We had a lot of fun with that title. Of course when you’re talking about launching a thousand ping pong balls into space there’s no end to the puns which can be made. But this is actually a fantastic initiative to get people of all ages excited about science and near-space experiments. [John Powell] offers school children the opportunity to send an experiment into space. He’s Kickstarting the next launch, which is scheduled to take place in September. This way each entrant can fly their project for free, then get the results and a certificate back once the weather-balloon-based hardware is recovered.

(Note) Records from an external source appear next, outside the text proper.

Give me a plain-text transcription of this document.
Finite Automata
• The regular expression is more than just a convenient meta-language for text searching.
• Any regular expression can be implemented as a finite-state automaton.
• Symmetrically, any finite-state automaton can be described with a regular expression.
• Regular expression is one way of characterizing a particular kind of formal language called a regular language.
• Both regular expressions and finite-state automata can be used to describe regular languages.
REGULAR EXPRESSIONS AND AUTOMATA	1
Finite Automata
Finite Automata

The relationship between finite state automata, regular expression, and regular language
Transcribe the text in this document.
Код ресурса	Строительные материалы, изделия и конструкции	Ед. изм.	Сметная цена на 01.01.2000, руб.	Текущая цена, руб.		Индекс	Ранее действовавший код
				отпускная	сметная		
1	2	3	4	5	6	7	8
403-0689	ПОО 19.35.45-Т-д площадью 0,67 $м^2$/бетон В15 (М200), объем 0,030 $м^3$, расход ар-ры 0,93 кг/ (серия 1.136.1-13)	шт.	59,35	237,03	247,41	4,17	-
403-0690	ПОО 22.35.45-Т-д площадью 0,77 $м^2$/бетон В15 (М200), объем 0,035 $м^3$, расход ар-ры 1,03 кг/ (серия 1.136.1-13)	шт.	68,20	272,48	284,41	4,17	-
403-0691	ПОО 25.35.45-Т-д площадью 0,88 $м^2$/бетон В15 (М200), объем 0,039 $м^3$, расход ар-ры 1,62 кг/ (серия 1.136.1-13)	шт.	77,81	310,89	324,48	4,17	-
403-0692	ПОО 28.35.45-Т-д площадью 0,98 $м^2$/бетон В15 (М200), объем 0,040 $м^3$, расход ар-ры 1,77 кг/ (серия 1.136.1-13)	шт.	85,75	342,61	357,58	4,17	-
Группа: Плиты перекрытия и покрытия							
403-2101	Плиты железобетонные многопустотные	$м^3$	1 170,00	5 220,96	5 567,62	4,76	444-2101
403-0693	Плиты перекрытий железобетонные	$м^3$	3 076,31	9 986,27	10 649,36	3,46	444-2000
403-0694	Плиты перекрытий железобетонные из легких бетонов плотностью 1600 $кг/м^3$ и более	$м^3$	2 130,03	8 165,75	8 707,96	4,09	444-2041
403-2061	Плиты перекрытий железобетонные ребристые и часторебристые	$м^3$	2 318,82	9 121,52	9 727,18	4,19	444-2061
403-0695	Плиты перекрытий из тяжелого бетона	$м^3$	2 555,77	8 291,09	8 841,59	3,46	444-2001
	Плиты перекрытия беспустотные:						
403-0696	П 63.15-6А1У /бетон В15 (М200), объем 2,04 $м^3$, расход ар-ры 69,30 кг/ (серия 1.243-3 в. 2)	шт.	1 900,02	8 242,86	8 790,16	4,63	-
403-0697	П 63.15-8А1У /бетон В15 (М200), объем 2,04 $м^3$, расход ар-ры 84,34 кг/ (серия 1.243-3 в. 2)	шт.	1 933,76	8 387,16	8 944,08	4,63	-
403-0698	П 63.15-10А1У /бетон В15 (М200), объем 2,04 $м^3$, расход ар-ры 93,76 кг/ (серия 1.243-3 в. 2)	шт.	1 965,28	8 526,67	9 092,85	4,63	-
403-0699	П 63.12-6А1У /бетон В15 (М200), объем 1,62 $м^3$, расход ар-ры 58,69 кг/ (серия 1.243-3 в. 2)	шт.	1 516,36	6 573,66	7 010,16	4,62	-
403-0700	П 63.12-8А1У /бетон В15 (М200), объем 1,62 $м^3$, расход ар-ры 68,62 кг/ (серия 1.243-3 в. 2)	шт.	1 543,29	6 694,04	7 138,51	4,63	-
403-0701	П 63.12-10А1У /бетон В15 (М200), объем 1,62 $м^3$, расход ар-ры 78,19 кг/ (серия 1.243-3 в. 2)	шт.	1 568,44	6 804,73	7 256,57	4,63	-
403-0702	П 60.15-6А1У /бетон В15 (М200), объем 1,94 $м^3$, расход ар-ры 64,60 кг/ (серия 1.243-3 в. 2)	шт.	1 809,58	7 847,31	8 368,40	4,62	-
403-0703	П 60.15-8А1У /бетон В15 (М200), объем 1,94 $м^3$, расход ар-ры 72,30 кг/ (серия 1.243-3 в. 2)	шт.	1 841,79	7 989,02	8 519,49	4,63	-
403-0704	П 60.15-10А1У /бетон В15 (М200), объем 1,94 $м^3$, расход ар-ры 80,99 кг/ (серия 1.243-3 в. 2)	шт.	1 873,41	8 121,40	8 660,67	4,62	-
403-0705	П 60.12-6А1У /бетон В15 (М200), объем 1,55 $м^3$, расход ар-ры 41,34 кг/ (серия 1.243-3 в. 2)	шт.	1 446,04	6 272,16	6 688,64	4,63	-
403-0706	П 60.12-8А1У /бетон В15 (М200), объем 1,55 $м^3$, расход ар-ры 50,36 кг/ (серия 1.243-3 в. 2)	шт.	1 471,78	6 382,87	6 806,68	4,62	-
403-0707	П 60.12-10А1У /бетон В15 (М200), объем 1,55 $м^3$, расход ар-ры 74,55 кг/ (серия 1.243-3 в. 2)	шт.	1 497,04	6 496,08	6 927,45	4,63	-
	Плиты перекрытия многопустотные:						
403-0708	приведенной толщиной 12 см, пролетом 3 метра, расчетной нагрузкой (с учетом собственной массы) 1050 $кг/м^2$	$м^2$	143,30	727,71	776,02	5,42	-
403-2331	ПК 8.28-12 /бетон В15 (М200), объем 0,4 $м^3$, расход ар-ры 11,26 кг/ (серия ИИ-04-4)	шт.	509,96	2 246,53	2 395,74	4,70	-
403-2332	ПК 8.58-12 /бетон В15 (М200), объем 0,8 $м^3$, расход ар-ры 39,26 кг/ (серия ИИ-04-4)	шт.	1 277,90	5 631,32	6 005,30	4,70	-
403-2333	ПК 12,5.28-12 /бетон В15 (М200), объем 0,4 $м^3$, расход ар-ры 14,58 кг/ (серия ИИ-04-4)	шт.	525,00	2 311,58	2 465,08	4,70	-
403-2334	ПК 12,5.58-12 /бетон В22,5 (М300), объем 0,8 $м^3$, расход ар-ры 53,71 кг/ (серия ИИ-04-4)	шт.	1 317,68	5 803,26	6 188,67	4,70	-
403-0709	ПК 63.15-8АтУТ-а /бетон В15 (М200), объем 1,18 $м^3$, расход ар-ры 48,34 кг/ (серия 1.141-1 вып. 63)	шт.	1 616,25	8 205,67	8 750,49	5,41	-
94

There is one size restriction for the program. Each experiment must fit inside of a ping pong ball. But you’ll be surprised what can be accomplished. [John] reports that the most simple, yet interesting project is to place a small marshmallow inside the ball. As it rises through the atmosphere it will grow to fill the entire ball, then be freeze-dried by the the extreme temperatures. Some are not so low-tech. There’s an image of a tiny PCB holding a DS1337 and some sensors. It’s an atmospheric data logger that will provide plenty of information to analyze upon its return.

[via Hacked Gadgets]

26 thoughts on “Only You Can Kick A Child’s Balls Into Space

  1. it would have been neat if they ended up selling kits so people could build their own near earth balloon experiment. we have seen so many of them, you would think the price is fairly reasonable.

  2. First, I must said that I am embittered because such project did not exist when I was at school :)

    But then I have one question : you remember those guys who sent a lego minifig at 80,000 feet for $400 including the camera/gps/3G ? There is also this $150 projects which reached 17.5miles (90.000 feet). If all the balls are filed with marshmallows, $9 per ball doesn’t seem expensive to you (for a donnation funded project) ? Of course if they are filled with lead…

    1. Nothing that I’m aware of. My guess is wrong, but I say an aid to help kids remember chemical symbols, however what I assume are chemical symbols are unfamiliar to me. Has been a long time since high school chemistry though.